La vicepresidente venezuelana Delcy Rodríguez, nella sua prima apparizione pubblica diverse ore dopo gli attacchi aerei degli Stati Uniti, ha chiesto a Washington una prova che Nicolás Maduro e sua moglie Cilia Flores siano vivi. La richiesta viene interpretata dagli osservatori come un'ammissione indiretta che il leader sia stato catturato e non si trovi più a Caracas. Rodríguez, in una telefonata al canale televisivo ufficiale VTV, ha affermato che Maduro ha firmato il decreto di stato di emergenza e che lei lo farà rispettare. Il decreto prevede la sospensione delle garanzie costituzionali in Venezuela. Da parte loro, fonti dell'opposizione venezuelana hanno affermato con Sky News di ritenere che la cattura di Nicolas Maduro sia stata il risultato di "un'uscita di scena negoziata".
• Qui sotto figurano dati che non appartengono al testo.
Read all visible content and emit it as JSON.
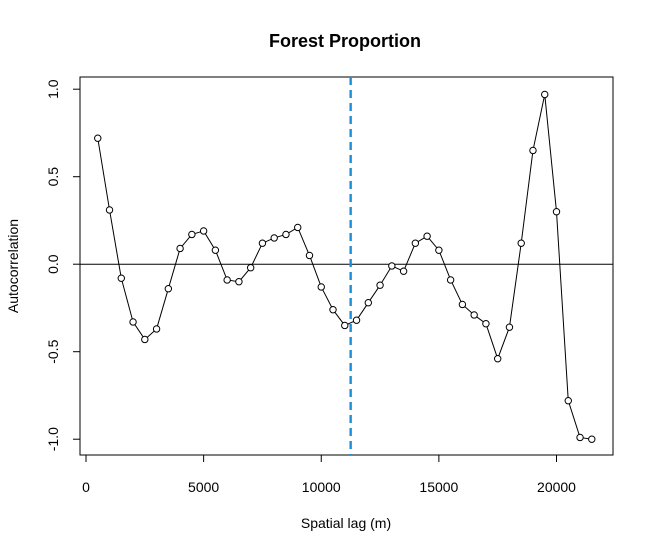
{
  "chart_data": {
    "type": "line",
    "title": "Forest Proportion",
    "xlabel": "Spatial lag (m)",
    "ylabel": "Autocorrelation",
    "xlim": [
      0,
      22500
    ],
    "ylim": [
      -1.08,
      1.08
    ],
    "xticks": [
      0,
      5000,
      10000,
      15000,
      20000
    ],
    "xtick_labels": [
      "0",
      "5000",
      "10000",
      "15000",
      "20000"
    ],
    "yticks": [
      -1.0,
      -0.5,
      0.0,
      0.5,
      1.0
    ],
    "ytick_labels": [
      "-1.0",
      "-0.5",
      "0.0",
      "0.5",
      "1.0"
    ],
    "reference_hline": 0,
    "reference_vline": 11250,
    "colors": {
      "series": "#000000",
      "vline": "#1f8dd6",
      "hline": "#000000"
    },
    "series": [
      {
        "marker": "open-circle",
        "x": [
          500,
          1000,
          1500,
          2000,
          2500,
          3000,
          3500,
          4000,
          4500,
          5000,
          5500,
          6000,
          6500,
          7000,
          7500,
          8000,
          8500,
          9000,
          9500,
          10000,
          10500,
          11000,
          11500,
          12000,
          12500,
          13000,
          13500,
          14000,
          14500,
          15000,
          15500,
          16000,
          16500,
          17000,
          17500,
          18000,
          18500,
          19000,
          19500,
          20000,
          20500,
          21000,
          21500
        ],
        "y": [
          0.72,
          0.31,
          -0.08,
          -0.33,
          -0.43,
          -0.37,
          -0.14,
          0.09,
          0.17,
          0.19,
          0.08,
          -0.09,
          -0.1,
          -0.02,
          0.12,
          0.15,
          0.17,
          0.21,
          0.05,
          -0.13,
          -0.26,
          -0.35,
          -0.32,
          -0.22,
          -0.12,
          -0.01,
          -0.04,
          0.12,
          0.16,
          0.08,
          -0.09,
          -0.23,
          -0.29,
          -0.34,
          -0.54,
          -0.36,
          0.12,
          0.65,
          0.97,
          0.3,
          -0.78,
          -0.99,
          -1.0
        ]
      }
    ]
  }
}
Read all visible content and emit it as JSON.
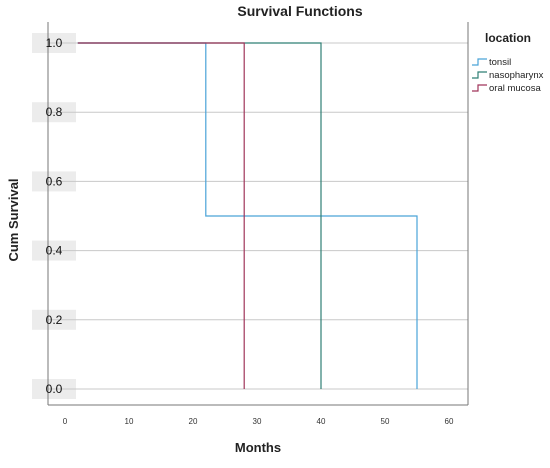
{
  "chart_data": {
    "type": "line",
    "title": "Survival Functions",
    "xlabel": "Months",
    "ylabel": "Cum Survival",
    "xlim": [
      0,
      60
    ],
    "ylim": [
      0,
      1
    ],
    "x_ticks": [
      0,
      10,
      20,
      30,
      40,
      50,
      60
    ],
    "y_ticks": [
      0.0,
      0.2,
      0.4,
      0.6,
      0.8,
      1.0
    ],
    "y_tick_labels": [
      "0.0",
      "0.2",
      "0.4",
      "0.6",
      "0.8",
      "1.0"
    ],
    "grid": true,
    "legend_title": "location",
    "legend_position": "top-right",
    "series": [
      {
        "name": "tonsil",
        "color": "#4aa3d8",
        "step_points": [
          [
            2,
            1.0
          ],
          [
            22,
            1.0
          ],
          [
            22,
            0.5
          ],
          [
            55,
            0.5
          ],
          [
            55,
            0.0
          ]
        ]
      },
      {
        "name": "nasopharynx",
        "color": "#2f7f74",
        "step_points": [
          [
            2,
            1.0
          ],
          [
            40,
            1.0
          ],
          [
            40,
            0.0
          ]
        ]
      },
      {
        "name": "oral mucosa",
        "color": "#a0355a",
        "step_points": [
          [
            2,
            1.0
          ],
          [
            28,
            1.0
          ],
          [
            28,
            0.0
          ]
        ]
      }
    ]
  }
}
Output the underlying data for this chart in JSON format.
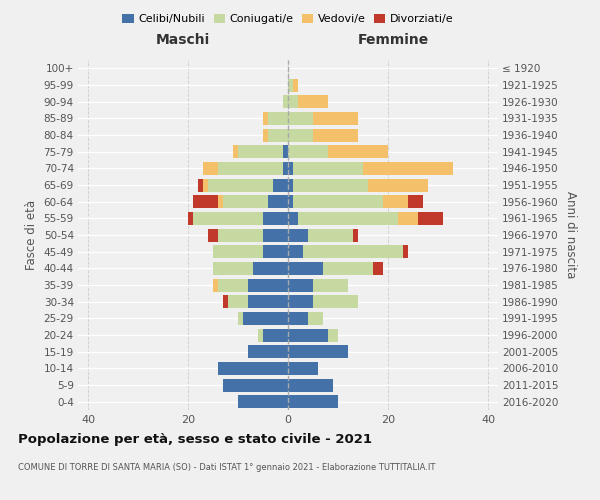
{
  "age_groups": [
    "0-4",
    "5-9",
    "10-14",
    "15-19",
    "20-24",
    "25-29",
    "30-34",
    "35-39",
    "40-44",
    "45-49",
    "50-54",
    "55-59",
    "60-64",
    "65-69",
    "70-74",
    "75-79",
    "80-84",
    "85-89",
    "90-94",
    "95-99",
    "100+"
  ],
  "birth_years": [
    "2016-2020",
    "2011-2015",
    "2006-2010",
    "2001-2005",
    "1996-2000",
    "1991-1995",
    "1986-1990",
    "1981-1985",
    "1976-1980",
    "1971-1975",
    "1966-1970",
    "1961-1965",
    "1956-1960",
    "1951-1955",
    "1946-1950",
    "1941-1945",
    "1936-1940",
    "1931-1935",
    "1926-1930",
    "1921-1925",
    "≤ 1920"
  ],
  "colors": {
    "celibi": "#4472a8",
    "coniugati": "#c5d9a0",
    "vedovi": "#f5c06a",
    "divorziati": "#c0392b"
  },
  "maschi": {
    "celibi": [
      10,
      13,
      14,
      8,
      5,
      9,
      8,
      8,
      7,
      5,
      5,
      5,
      4,
      3,
      1,
      1,
      0,
      0,
      0,
      0,
      0
    ],
    "coniugati": [
      0,
      0,
      0,
      0,
      1,
      1,
      4,
      6,
      8,
      10,
      9,
      14,
      9,
      13,
      13,
      9,
      4,
      4,
      1,
      0,
      0
    ],
    "vedovi": [
      0,
      0,
      0,
      0,
      0,
      0,
      0,
      1,
      0,
      0,
      0,
      0,
      1,
      1,
      3,
      1,
      1,
      1,
      0,
      0,
      0
    ],
    "divorziati": [
      0,
      0,
      0,
      0,
      0,
      0,
      1,
      0,
      0,
      0,
      2,
      1,
      5,
      1,
      0,
      0,
      0,
      0,
      0,
      0,
      0
    ]
  },
  "femmine": {
    "celibi": [
      10,
      9,
      6,
      12,
      8,
      4,
      5,
      5,
      7,
      3,
      4,
      2,
      1,
      1,
      1,
      0,
      0,
      0,
      0,
      0,
      0
    ],
    "coniugati": [
      0,
      0,
      0,
      0,
      2,
      3,
      9,
      7,
      10,
      20,
      9,
      20,
      18,
      15,
      14,
      8,
      5,
      5,
      2,
      1,
      0
    ],
    "vedovi": [
      0,
      0,
      0,
      0,
      0,
      0,
      0,
      0,
      0,
      0,
      0,
      4,
      5,
      12,
      18,
      12,
      9,
      9,
      6,
      1,
      0
    ],
    "divorziati": [
      0,
      0,
      0,
      0,
      0,
      0,
      0,
      0,
      2,
      1,
      1,
      5,
      3,
      0,
      0,
      0,
      0,
      0,
      0,
      0,
      0
    ]
  },
  "title": "Popolazione per età, sesso e stato civile - 2021",
  "subtitle": "COMUNE DI TORRE DI SANTA MARIA (SO) - Dati ISTAT 1° gennaio 2021 - Elaborazione TUTTITALIA.IT",
  "xlabel_left": "Maschi",
  "xlabel_right": "Femmine",
  "ylabel_left": "Fasce di età",
  "ylabel_right": "Anni di nascita",
  "xlim": 42,
  "legend_labels": [
    "Celibi/Nubili",
    "Coniugati/e",
    "Vedovi/e",
    "Divorziati/e"
  ],
  "background_color": "#f0f0f0",
  "grid_color": "#ffffff"
}
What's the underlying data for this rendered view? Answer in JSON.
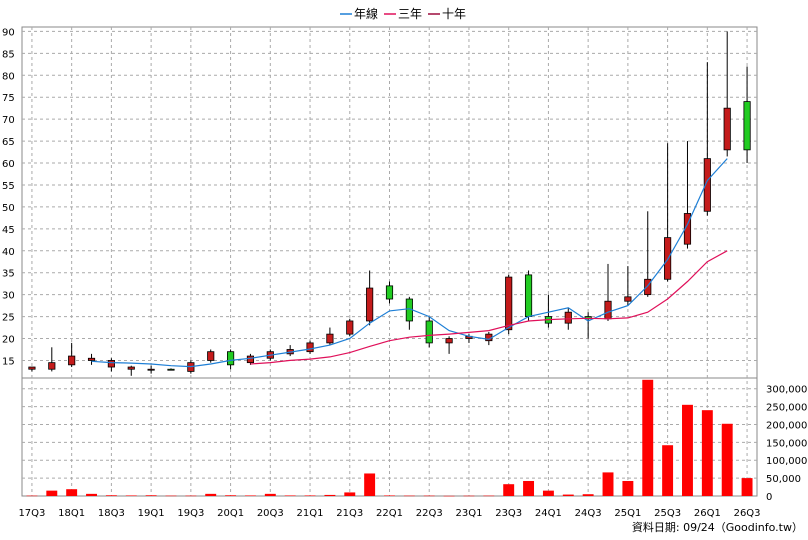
{
  "chart_data": {
    "type": "candlestick",
    "legend": [
      {
        "name": "年線",
        "color": "#1E7FD6"
      },
      {
        "name": "三年",
        "color": "#E0105A"
      },
      {
        "name": "十年",
        "color": "#9C0A3C"
      }
    ],
    "x_tick_labels": [
      "17Q3",
      "18Q1",
      "18Q3",
      "19Q1",
      "19Q3",
      "20Q1",
      "20Q3",
      "21Q1",
      "21Q3",
      "22Q1",
      "22Q3",
      "23Q1",
      "23Q3",
      "24Q1",
      "24Q3",
      "25Q1",
      "25Q3",
      "26Q1",
      "26Q3"
    ],
    "price_axis": {
      "ylim": [
        11,
        91
      ],
      "ticks": [
        15,
        20,
        25,
        30,
        35,
        40,
        45,
        50,
        55,
        60,
        65,
        70,
        75,
        80,
        85,
        90
      ]
    },
    "volume_axis": {
      "ylim": [
        0,
        330000
      ],
      "ticks": [
        "0",
        "50,000",
        "100,000",
        "150,000",
        "200,000",
        "250,000",
        "300,000"
      ],
      "tick_values": [
        0,
        50000,
        100000,
        150000,
        200000,
        250000,
        300000
      ]
    },
    "candles": [
      {
        "label": "17Q3",
        "open": 13,
        "high": 13.5,
        "low": 12.5,
        "close": 13.5
      },
      {
        "label": "17Q4",
        "open": 13,
        "high": 18,
        "low": 12.5,
        "close": 14.5
      },
      {
        "label": "18Q1",
        "open": 14,
        "high": 19,
        "low": 13.5,
        "close": 16
      },
      {
        "label": "18Q2",
        "open": 15,
        "high": 16.5,
        "low": 14,
        "close": 15.5
      },
      {
        "label": "18Q3",
        "open": 13.5,
        "high": 15.5,
        "low": 12.5,
        "close": 15
      },
      {
        "label": "18Q4",
        "open": 13,
        "high": 13.8,
        "low": 11.5,
        "close": 13.5
      },
      {
        "label": "19Q1",
        "open": 13,
        "high": 13.8,
        "low": 12,
        "close": 13
      },
      {
        "label": "19Q2",
        "open": 13,
        "high": 13.2,
        "low": 12.8,
        "close": 12.9
      },
      {
        "label": "19Q3",
        "open": 12.5,
        "high": 15,
        "low": 12,
        "close": 14.5
      },
      {
        "label": "19Q4",
        "open": 15,
        "high": 17.5,
        "low": 14.5,
        "close": 17
      },
      {
        "label": "20Q1",
        "open": 17,
        "high": 17.5,
        "low": 13,
        "close": 14
      },
      {
        "label": "20Q2",
        "open": 14.5,
        "high": 16.5,
        "low": 14,
        "close": 16
      },
      {
        "label": "20Q3",
        "open": 15.5,
        "high": 17.5,
        "low": 15,
        "close": 17
      },
      {
        "label": "20Q4",
        "open": 16.5,
        "high": 18.5,
        "low": 16,
        "close": 17.5
      },
      {
        "label": "21Q1",
        "open": 17,
        "high": 19.5,
        "low": 16.5,
        "close": 19
      },
      {
        "label": "21Q2",
        "open": 19,
        "high": 22.5,
        "low": 18.5,
        "close": 21
      },
      {
        "label": "21Q3",
        "open": 21,
        "high": 24.5,
        "low": 20.5,
        "close": 24
      },
      {
        "label": "21Q4",
        "open": 24,
        "high": 35.5,
        "low": 23,
        "close": 31.5
      },
      {
        "label": "22Q1",
        "open": 32,
        "high": 33,
        "low": 28,
        "close": 29
      },
      {
        "label": "22Q2",
        "open": 29,
        "high": 29.5,
        "low": 22,
        "close": 24
      },
      {
        "label": "22Q3",
        "open": 24,
        "high": 25,
        "low": 18,
        "close": 19
      },
      {
        "label": "22Q4",
        "open": 19,
        "high": 20.5,
        "low": 16.5,
        "close": 20
      },
      {
        "label": "23Q1",
        "open": 20,
        "high": 21,
        "low": 19,
        "close": 20.5
      },
      {
        "label": "23Q2",
        "open": 19.5,
        "high": 21.5,
        "low": 18.5,
        "close": 21
      },
      {
        "label": "23Q3",
        "open": 22,
        "high": 34.5,
        "low": 21,
        "close": 34
      },
      {
        "label": "23Q4",
        "open": 34.5,
        "high": 35.5,
        "low": 24,
        "close": 25
      },
      {
        "label": "24Q1",
        "open": 25,
        "high": 30,
        "low": 22.5,
        "close": 23.5
      },
      {
        "label": "24Q2",
        "open": 23.5,
        "high": 27,
        "low": 22,
        "close": 26
      },
      {
        "label": "24Q3",
        "open": 25,
        "high": 26,
        "low": 20,
        "close": 24.5
      },
      {
        "label": "24Q4",
        "open": 24.5,
        "high": 37,
        "low": 24,
        "close": 28.5
      },
      {
        "label": "25Q1",
        "open": 28.5,
        "high": 36.5,
        "low": 27.5,
        "close": 29.5
      },
      {
        "label": "25Q2",
        "open": 30,
        "high": 49,
        "low": 29.5,
        "close": 33.5
      },
      {
        "label": "25Q3",
        "open": 33.5,
        "high": 64.5,
        "low": 33,
        "close": 43
      },
      {
        "label": "25Q4",
        "open": 41.5,
        "high": 65,
        "low": 40.5,
        "close": 48.5
      },
      {
        "label": "26Q1",
        "open": 49,
        "high": 83,
        "low": 48,
        "close": 61
      },
      {
        "label": "26Q2",
        "open": 63,
        "high": 90,
        "low": 61.5,
        "close": 72.5
      },
      {
        "label": "26Q3",
        "open": 74,
        "high": 82,
        "low": 60,
        "close": 63
      }
    ],
    "series": [
      {
        "name": "年線",
        "values": [
          null,
          null,
          null,
          14.8,
          14.5,
          14.4,
          14.2,
          13.8,
          13.6,
          14.2,
          15.0,
          15.5,
          16.2,
          16.9,
          17.6,
          18.5,
          20.0,
          23.5,
          26.3,
          26.8,
          25.0,
          21.8,
          20.5,
          19.8,
          22.5,
          25.0,
          26.0,
          27.0,
          24.0,
          26.0,
          27.5,
          32.0,
          38.0,
          46.0,
          56.0,
          61.0,
          null
        ]
      },
      {
        "name": "三年",
        "values": [
          null,
          null,
          null,
          null,
          null,
          null,
          null,
          null,
          null,
          null,
          null,
          14.2,
          14.5,
          15.0,
          15.3,
          15.8,
          16.8,
          18.2,
          19.5,
          20.3,
          20.7,
          21.0,
          21.4,
          21.8,
          23.0,
          24.0,
          24.3,
          24.5,
          24.6,
          24.5,
          24.7,
          26.0,
          29.0,
          33.0,
          37.5,
          40.0,
          null
        ]
      }
    ],
    "volume": [
      1000,
      15000,
      19000,
      6000,
      2000,
      1500,
      2000,
      1000,
      1000,
      6000,
      2000,
      1500,
      6000,
      1500,
      1500,
      3000,
      10000,
      63000,
      1500,
      1000,
      1000,
      500,
      800,
      1000,
      33000,
      42000,
      15000,
      4000,
      5000,
      66000,
      42000,
      325000,
      142000,
      255000,
      240000,
      202000,
      50000
    ]
  },
  "source_label": "資料日期: 09/24（Goodinfo.tw）"
}
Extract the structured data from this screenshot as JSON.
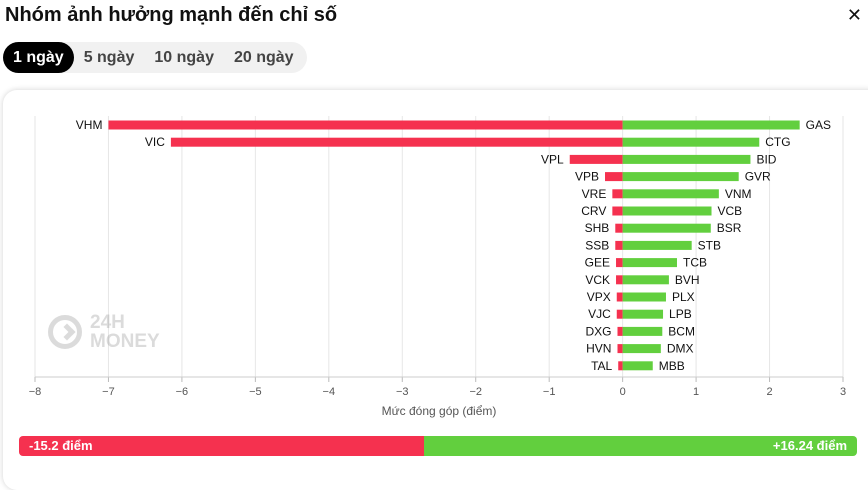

L'operazione militare, ha spiegato Trump, è stata condotta in collaborazione con le forze dell'ordine statunitensi. L'attacco è scattato poco prima delle 2 (le 7 in Svizzera). Violente esplosioni sono state udite a Caracas, col il rumore di aerei in volo che ha spinto la gente a scendere in strada. "Ho sentito un forte boato, il primo, che mi ha letteralmente buttato giù dal letto" ha raccontato un italiano espatriato in Venezuela all'ANSA. "Il palazzo presidenziale di Miraflores, Fuerte Tijuna, il ministero della difesa, l'aeroporto della Carlota e il porto della Guaira sono sotto le bombe" ha aggiunto.
Il presidente colombiano Gustavo Petro ha scritto su X che, oltre a obiettivi militari e logistici, ne sono stati colpiti anche altri altamente simbolici, come la sede del Parlamento e il Cuartel de la Montaña, dove si trova il mausoleo di Hugo Chávez. Prime reazioni da Mosca, con il vicepresidente della Camera alta del Parlamento, Kostantin Kosachev, che ha parlato di "violazione internazionale" e condanna dall'Iran.
A chi gli chiedeva se avesse chiesto l'autorizzazione al Congresso per agire e quali fossero i prossimi passi per il Venezuela, Trump ha risposto che avrebbe affrontato questi temi durante la conferenza stampa che si terrà alle 11.00 a Mar-a-Lago (alle 17 ora svizzera).
La cattura di Nicolas Maduro cade esattamente 35 anni dopo l’arresto a Panama di Manuel Noriega. Noriega infatti si era consegnato alle autorità americane il 3 gennaio 1990 dopo che l'allora presidente americano George H. W. Bush aveva ordinato l'invasione del Paese nel 1989, costringendo Noriega a cercare riparo nell'ambasciata del Vaticano.
Soprannominato Faccia d'ananas (Cara de piña) a causa del viso vistosamente butterato per le cicatrici, Noriega venne inizialmente supportato dagli Stati Uniti, dagli anni Cinquanta al 1986, mentre dal 1987 circolarono accuse contro di lui per commercio di droga.
Quindi finì per trovarsi in conflitto con gli Stati Uniti del presidente George H. W. Bush, che decise l'invasione di Panama nel dicembre del 1989: all'epoca Noriega si rifugiò dunque nella nunziatura apostolica. Nel 1990, esattamente il 3 gennaio, si consegnò agli americani e nel 1992 venne processato e condannato a 40 anni di carcere per spaccio di droga e violazione dei diritti umani.